En corollaire, cette question de mise à disposition d’armes pose très crûment la problématique de l’objectif stratégique des coalisés : protéger les populations locales, amener Kadhafi à négocier avec le conseil national de transition ou renverser son régime [4]?
[1] 4. Autorise les États Membres qui ont adressé au Secrétaire général une notification à cet effet et agissent à titre national ou dans le cadre d’organismes ou d’accords régionaux et en coopération avec le Secrétaire général, à prendre toutes mesures nécessaires, nonobstant le paragraphe 9 de la résolution 1970 (2011), pour protéger les populations et zones civiles menacées d’attaque en Jamahiriya arabe libyenne, y compris Benghazi, tout en excluant le déploiement d’une force d’occupation étrangère sous quelque forme que ce soit et sur n’importe quelle partie du territoire libyen, et prie les États Membres concernés d’informer immédiatement le Secrétaire général des mesures qu’ils auront prises en vertu des pouvoirs qu’ils tirent du présent paragraphe et qui seront immédiatement portées à l’attention du Conseil de sécurité.
[2] Acronyme désignant le Brésil, la Russie, l’Inde et la Chine par la banque d’investissements Goldman Sachs, désignant selon elle le quatuor de pays amenés à jouer un rôle déterminant d’ici 2050.
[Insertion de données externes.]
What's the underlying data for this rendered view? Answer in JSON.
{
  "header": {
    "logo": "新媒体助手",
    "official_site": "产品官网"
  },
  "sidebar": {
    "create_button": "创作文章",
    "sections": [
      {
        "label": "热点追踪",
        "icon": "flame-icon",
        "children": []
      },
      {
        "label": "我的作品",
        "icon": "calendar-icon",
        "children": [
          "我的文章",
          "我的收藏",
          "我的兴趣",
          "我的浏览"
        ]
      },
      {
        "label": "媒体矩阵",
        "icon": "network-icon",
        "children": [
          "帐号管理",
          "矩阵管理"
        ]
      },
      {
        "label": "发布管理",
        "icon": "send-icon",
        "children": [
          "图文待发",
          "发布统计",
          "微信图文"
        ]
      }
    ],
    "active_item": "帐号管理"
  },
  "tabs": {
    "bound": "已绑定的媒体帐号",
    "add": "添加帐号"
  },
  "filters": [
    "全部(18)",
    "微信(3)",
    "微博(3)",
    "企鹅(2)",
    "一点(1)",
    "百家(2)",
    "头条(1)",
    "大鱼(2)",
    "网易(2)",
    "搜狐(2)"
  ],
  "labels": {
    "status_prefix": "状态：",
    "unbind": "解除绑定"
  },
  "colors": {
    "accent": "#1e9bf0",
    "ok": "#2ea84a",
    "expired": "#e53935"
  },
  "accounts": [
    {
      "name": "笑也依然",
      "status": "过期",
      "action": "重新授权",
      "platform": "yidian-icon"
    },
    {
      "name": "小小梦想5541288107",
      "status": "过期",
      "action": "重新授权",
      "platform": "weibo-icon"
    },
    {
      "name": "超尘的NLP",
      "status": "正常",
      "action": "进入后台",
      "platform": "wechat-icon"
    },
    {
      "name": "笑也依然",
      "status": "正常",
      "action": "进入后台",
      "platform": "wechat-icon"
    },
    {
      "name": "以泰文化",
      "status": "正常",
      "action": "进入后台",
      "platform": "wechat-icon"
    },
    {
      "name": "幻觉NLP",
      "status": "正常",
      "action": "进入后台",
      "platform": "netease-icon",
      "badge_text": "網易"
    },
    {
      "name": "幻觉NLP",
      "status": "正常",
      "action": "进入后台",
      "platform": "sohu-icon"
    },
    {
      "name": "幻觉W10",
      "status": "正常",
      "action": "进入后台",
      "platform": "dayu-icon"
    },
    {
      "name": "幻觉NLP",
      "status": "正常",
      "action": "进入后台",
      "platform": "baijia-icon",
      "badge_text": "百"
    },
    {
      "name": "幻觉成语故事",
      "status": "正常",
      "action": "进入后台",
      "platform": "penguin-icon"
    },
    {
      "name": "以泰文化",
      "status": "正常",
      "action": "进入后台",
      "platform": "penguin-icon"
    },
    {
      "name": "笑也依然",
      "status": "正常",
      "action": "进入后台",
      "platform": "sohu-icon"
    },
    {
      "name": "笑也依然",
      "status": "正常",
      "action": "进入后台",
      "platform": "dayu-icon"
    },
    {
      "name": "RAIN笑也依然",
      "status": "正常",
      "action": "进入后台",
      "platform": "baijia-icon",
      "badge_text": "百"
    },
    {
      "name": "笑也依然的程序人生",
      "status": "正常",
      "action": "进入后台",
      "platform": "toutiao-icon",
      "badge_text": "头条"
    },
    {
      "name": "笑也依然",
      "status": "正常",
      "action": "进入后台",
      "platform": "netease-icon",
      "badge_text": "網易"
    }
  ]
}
[3] 9. Décide que tous les États Membres doivent prendre immédiatement les mesures nécessaires pour empêcher la fourniture, la vente ou le transfert directs ou indirects à la Jamahiriya arabe libyenne, à partir de leur territoire ou à travers leur territoire ou par leurs nationaux, ou au moyen de navires ou d’aéronefs battant leur pavillon, d’armements et de matériel connexe de tous types – armes et munitions, véhicules et matériels militaires, équipements paramilitaires et pièces détachées correspondantes –, ainsi que toute assistance technique ou formation, et toute aide financière ou autre en rapport avec les activités militaires ou la fourniture, l’entretien ou l’utilisation de tous armements et matériel connexe, y compris la mise à disposition de mercenaires armés venant ou non de leur territoire…
[4] Le rassemblement de tous les membres de la coalition ainsi que d’organisations internationales le 29 mars dernier à Londres a acté la perte de légitimité du dirigeant Libyen, ce qui reviendrait à l’adoption par les pays concernés d’une position plus tranchée pour le départ de ce dernier. Soulignons que la résolution 1370 de l’ONU a en son article 4 autorisé la saisine de la Cour Pénale Internationale, dont l’enquête pourrait être à charge envers les autorités Libyennes responsables de frappes contre la population civile.